Cuando el tiempo de Jesús en el desierto llegó a su fin, la historia se cierra: «Entonces el diablo lo dejó, y he aquí que vinieron ángeles y le servían» (Mt 4,11). Esto nos lleva a la pregunta: ¿Por qué fue Jesús al desierto? La respuesta es doble: al resistir las pruebas del diablo, Cristo cumplió lo que Adán no pudo, incluso en su estado caído de hombre, convirtiéndose así, como dice San Agustín, en un «Mediador en la superación de las tentaciones, no sólo ayudándonos, sino también dándonos ejemplo». En otras palabras, Jesús se convierte en un Nuevo Adán y redime el fracaso del hombre en obedecer los mandatos de Dios. En segundo lugar, y más importante, Cristo fue al desierto para demostrar que es quien dice ser; es decir, que realmente es el Mesías, el Hijo de Dios, el que ha venido a quitar los pecados del mundo, que ha venido a hacer la voluntad de su Padre. Como dice Orígenes, Cristo mostró al diablo cómo «por medio de los diversos vicios, era el señor del mundo».
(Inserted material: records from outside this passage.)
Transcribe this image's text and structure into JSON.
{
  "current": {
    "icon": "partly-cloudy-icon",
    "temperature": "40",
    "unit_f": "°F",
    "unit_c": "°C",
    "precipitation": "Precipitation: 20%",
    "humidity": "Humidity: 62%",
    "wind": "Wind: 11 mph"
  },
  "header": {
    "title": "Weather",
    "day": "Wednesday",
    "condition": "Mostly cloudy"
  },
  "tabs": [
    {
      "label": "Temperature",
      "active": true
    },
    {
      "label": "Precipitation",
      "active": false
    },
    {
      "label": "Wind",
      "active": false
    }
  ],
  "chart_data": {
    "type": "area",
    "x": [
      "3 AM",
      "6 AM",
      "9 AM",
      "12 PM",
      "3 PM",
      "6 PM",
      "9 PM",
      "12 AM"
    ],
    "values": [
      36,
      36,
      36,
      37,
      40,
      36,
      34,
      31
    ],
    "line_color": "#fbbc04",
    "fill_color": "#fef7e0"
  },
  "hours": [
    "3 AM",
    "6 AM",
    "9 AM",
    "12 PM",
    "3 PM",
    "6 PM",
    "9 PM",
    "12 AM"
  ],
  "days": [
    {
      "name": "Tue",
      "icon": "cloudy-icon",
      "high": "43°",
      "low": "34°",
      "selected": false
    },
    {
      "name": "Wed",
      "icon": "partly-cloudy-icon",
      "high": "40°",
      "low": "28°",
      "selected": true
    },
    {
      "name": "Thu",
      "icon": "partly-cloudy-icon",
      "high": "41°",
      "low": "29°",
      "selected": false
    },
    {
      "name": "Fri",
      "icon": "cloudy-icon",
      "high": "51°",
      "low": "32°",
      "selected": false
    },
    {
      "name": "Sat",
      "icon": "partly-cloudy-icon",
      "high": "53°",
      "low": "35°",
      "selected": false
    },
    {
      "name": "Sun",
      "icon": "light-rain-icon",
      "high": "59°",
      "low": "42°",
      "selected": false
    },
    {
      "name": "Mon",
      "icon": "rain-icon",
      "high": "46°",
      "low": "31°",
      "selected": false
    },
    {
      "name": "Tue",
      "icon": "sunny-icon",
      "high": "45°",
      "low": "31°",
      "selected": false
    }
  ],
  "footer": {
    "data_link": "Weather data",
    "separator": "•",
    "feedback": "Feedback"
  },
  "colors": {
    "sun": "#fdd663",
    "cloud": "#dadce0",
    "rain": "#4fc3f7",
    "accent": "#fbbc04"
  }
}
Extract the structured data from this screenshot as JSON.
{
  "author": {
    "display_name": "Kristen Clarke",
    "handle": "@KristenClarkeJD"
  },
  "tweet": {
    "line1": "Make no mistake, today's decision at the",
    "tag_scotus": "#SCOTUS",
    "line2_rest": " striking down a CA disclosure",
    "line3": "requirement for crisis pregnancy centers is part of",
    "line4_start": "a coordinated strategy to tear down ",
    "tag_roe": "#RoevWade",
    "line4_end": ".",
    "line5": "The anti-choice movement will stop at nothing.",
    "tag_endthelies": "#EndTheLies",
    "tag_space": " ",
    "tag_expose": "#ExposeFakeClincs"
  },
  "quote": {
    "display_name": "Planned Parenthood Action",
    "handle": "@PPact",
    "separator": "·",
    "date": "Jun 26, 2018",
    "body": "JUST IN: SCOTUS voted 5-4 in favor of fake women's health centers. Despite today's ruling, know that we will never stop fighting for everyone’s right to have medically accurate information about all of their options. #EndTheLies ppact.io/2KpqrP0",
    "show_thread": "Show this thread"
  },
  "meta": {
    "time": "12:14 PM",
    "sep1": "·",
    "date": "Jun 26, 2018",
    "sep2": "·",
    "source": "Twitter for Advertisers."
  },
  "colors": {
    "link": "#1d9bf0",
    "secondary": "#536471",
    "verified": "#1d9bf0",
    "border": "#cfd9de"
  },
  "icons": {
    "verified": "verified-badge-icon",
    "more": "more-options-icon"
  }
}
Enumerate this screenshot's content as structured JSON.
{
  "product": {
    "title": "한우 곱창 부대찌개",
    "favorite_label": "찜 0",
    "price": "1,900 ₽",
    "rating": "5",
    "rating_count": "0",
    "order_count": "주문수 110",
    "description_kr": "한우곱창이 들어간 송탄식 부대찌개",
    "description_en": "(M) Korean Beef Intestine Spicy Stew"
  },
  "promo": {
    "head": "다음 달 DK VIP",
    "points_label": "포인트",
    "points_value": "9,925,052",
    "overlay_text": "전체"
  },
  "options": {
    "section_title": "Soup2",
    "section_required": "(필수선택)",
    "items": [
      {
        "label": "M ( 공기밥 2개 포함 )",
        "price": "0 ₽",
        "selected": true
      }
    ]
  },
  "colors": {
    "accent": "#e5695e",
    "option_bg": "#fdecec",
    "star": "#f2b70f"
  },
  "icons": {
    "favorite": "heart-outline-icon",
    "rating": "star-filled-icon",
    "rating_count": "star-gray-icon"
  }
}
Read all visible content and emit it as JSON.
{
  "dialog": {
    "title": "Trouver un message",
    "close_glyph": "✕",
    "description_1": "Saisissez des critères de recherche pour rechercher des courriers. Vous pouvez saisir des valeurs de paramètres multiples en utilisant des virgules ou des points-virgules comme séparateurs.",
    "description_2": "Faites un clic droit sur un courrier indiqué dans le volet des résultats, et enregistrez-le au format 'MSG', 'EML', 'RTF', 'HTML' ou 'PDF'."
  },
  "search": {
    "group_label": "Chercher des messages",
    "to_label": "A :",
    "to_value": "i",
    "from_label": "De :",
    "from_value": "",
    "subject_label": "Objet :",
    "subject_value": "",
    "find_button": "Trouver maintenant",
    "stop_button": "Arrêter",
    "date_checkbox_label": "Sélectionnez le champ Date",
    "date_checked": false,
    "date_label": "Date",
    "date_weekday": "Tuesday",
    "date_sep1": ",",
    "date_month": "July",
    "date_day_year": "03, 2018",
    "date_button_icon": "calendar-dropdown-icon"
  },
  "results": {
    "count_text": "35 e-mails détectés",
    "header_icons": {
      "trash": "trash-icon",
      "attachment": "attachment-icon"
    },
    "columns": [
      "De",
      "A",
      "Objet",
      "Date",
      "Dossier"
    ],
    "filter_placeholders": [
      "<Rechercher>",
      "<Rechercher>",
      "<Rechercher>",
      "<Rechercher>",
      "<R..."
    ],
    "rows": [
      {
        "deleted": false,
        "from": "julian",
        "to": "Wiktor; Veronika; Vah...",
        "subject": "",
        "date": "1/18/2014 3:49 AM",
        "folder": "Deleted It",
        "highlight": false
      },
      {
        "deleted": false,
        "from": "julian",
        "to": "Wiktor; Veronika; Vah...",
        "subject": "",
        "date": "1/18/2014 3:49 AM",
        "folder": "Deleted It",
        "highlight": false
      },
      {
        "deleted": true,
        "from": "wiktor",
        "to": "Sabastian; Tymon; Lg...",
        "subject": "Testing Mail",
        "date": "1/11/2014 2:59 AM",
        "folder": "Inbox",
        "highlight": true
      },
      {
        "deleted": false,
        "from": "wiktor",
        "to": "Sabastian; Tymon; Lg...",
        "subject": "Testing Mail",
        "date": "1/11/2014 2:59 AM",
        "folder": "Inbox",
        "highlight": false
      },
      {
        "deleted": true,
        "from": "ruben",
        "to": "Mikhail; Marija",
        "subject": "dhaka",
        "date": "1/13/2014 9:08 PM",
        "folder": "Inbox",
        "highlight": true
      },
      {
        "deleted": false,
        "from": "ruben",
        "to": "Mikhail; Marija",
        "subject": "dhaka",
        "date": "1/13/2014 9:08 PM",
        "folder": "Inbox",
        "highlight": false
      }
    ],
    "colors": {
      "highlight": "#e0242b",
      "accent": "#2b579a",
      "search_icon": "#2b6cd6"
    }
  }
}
Al finalizar el tiempo de Cuaresma y al acercarse el Triduo Pascual, reflexionar sobre el tiempo y la tentación de Cristo en el desierto sirve de faro de esperanza. Él también fue tentado, como todos nosotros; sin embargo, demostró que mediante la oración firme y la confianza total en Dios Padre, la tentación pierde su poder.